The World Health Organisation defines infertility
as an inability to fall pregnant despite actively trying for at least 12 months. For those who want a baby, it can be a devastating condition, and is thought to affect somewhere between 9-18% of couples. The process of both getting pregnant and staying pregnant is not easy and complications can arise at any stage.
An inability to conceive is something that a couple need to face together and it is important that both parties
undergo preliminary investigations. Contrary to what many believe, infertility is not solely a women’s problem, and upon investigation, only 30-40% of suspected infertility cases will be due to female-specific issues. An approximately equal number of cases will be due to male infertility
and the remainder will be idiopathic, meaning that the causative factor is not clear.
Nabta has produced a set of articles that aim to explore the causes of infertility in more detail. Female infertility is not a simple topic; there are many reasons why a female may struggle to conceive. The linked articles will discuss some of the most common causes of female infertility, exploring whether they present a structural, hormonal or physiological barrier to conception and pregnancy.

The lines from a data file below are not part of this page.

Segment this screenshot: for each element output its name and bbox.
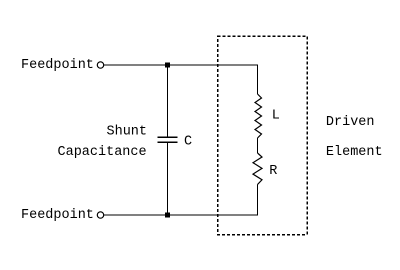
svg-text:Element: Element bbox=[326, 145, 383, 160]
svg-text:Shunt: Shunt bbox=[107, 124, 148, 139]
svg-text:Driven: Driven bbox=[326, 115, 375, 130]
svg-text:Capacitance: Capacitance bbox=[58, 145, 147, 160]
svg-text:L: L bbox=[272, 108, 280, 123]
svg-text:R: R bbox=[269, 164, 277, 179]
svg-text:Feedpoint: Feedpoint bbox=[21, 58, 94, 73]
svg-text:C: C bbox=[184, 134, 192, 149]
svg-text:Feedpoint: Feedpoint bbox=[21, 208, 94, 223]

Infertility is a major issue and is often caused by the complex interplay between various risk factors. Finding a simple explanation for why a female is struggling to conceive is not always possible. There is growing evidence to suggest that infertility is associated with other health issues and co-morbidities; for example, women who struggle to conceive are thought to be at greater risk of developing gynaecological cancers as well as mental health issues. This highlights the need for accurate and early diagnosis to identify those women who are at high risk, so that an appropriate and personalised long-term care plan can be implemented.